Simona Santoni"
Ho visto acchiappare
in tanti modi ma mai con la legalità", dice Tore suscintando
le risate di tutti i soci della cooperativa ne La nostra
terra. È proprio questa una delle qualità migliori del
nuovo film di Giulio Manfredonia (dal 18 settembre al
cinema): rendere ammaliante e capace di appeal la legalità.
Dopo aver diretto
Antonio Albanese nelle satire politiche Qualunquemente e
Tutto tutto niente niente, il regista romano ritrova i toni felici
di Si può fare (2008) e congiunge comicità e riflessione
nel segno della coralità. Allora al centro del suo racconto
c'erano le cooperative sociali che danno lavoro ai
pazienti dimessi dai manicomi in seguito alla Legge Basaglia. Ora
ci sono un'associazione come Libera, impegnata nella lotta
contro le mafie, e la legge sul riutilizzo sociale dei beni
confiscati ai mafiosi.
Manfredonia, autore
della sceneggiatura insieme a Fabio Bonifacci, sceglie un
punto di vista completamente diverso rispetto a quello di
Francesco Munzi in Anime nere, film che ritaglia uno spaccato
di 'ndrangheta cupo e soffocante e che, dopo gli applausi di
Venezia, arriva in sala nello stesso weekend. La nostra terra opta
per l'umorismo arguto e spassoso e per un afflato di speranza. Una
scelta semplicistica? Di certo sì: il boss Nicola Sansone
(Tommaso Ragno) si becca addosso pomodori di sprezzo e
replica nella maniera più sciocca. Di morti ammazzati c'è solo
l'eco e l'unico rosso sangue che si vede è quello della passata
di pomodoro. Però si esce dal cinema con una stilla di fiducia e
con la voglia di essere più coraggiosi.
Contornato da una
pluralità di voci, è Stefano Accorsi il leader della strampalata
comitiva de La nostra terra (come in Si può fare lo era Claudio
Bisio). È lui Filippo, un uomo che da anni fa
l'antimafia lavorando in un ufficio del Nord,
completamente impreparato ad affrontare la questione sul
campo. Nel Sud Italia il podere del boss Sansoni viene
confiscato dallo Stato e assegnato a una cooperativa, che però ‐
per boicottaggi vari ‐ non riesce ad avviare l'attività. Spetta
a Filippo, il "precisetti della legalità", entrare
finalmente in azione e andare oltre gli ostacoli burocratici
e nascosti.
La cooperativa agraria
che mette in piedi è formata dalla più disparata umanità.

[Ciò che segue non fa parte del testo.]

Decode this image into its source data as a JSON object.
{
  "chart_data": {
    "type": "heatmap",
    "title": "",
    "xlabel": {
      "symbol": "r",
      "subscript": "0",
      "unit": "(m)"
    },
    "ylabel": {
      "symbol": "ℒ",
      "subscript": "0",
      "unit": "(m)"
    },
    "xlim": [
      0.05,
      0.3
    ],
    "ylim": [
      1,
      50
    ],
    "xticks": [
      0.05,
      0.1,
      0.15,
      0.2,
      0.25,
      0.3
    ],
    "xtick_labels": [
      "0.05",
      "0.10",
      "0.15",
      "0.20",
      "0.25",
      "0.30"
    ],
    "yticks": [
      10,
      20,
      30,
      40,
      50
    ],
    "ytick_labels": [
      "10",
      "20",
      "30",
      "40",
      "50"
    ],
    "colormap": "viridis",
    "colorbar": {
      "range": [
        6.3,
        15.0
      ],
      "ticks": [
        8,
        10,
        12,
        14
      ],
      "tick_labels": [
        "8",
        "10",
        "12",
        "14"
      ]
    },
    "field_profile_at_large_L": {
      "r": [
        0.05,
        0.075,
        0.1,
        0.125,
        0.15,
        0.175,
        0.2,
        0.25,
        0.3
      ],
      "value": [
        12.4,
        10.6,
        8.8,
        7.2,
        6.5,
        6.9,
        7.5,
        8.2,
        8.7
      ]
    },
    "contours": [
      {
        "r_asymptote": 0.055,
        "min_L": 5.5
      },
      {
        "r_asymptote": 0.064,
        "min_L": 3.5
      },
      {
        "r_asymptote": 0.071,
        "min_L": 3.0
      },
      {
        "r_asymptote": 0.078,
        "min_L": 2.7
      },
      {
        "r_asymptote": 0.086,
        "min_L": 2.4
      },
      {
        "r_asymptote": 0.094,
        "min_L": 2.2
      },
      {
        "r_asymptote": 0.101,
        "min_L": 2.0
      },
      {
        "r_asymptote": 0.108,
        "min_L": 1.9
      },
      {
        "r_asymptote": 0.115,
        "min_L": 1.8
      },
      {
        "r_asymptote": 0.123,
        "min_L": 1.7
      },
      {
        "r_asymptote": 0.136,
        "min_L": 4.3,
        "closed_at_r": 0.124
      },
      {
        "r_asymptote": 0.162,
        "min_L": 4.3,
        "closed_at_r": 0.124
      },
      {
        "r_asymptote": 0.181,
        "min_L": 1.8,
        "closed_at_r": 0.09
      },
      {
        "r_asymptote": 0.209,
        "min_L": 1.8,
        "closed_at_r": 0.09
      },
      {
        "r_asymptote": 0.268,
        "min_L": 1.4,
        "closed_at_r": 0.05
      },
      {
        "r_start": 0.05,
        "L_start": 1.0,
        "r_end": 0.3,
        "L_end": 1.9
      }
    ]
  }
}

Manfredonia calca le cadenze della commedia, finendo nel
macchiettistico: ci sono la bella e determinata
Rossana (Maria Rosaria Russo), lo psicotico Frullo
(Giovanni Esposito), la coppia gay Salvo (Silvio Laviano) e Piero
(Massimo Cagnina), l'immigrato Wuambua (Michel Leroy), il
contadino Veleno (Nicola Rignanese) le cui terre sono state
avvelenate da scorie tossiche, l'ecologista trasognata ed esaltata
Azzurra (Iaia Forte), il disabile Tore (Giovanni Calcagno).
Soprattutto c'è l'ex fattore del boss, Cosimo, un Sergio
Rubini che dà tonicità, vigore e sfumature, la vera colonna
portante del film.
Non mancano momenti
romantici, alquanto fragili e per fortuna rari. Nel suo roseo
mirare Manfredonia comunque non perde troppo di vista la sporca
realtà dei fatti, sfornando una seconda parte che si macchia
di sospetti e paure. "Studiare conta più di sparare, ma se
non spari che studi a fare", è la triste verità di Cosimo.
Che sollievo dolce però, per una volta, non sentire il
rimbombo dolente di pistole.
Prima dei titoli di
coda scorre il giusto ricordo di Pio La Torre, propomotore di
una legge che introducesse il reato di associazione mafiosa e
di una norma per la confisca dei beni ai mafiosi. Fu
assassinato a Palermo il 30 aprile 1982.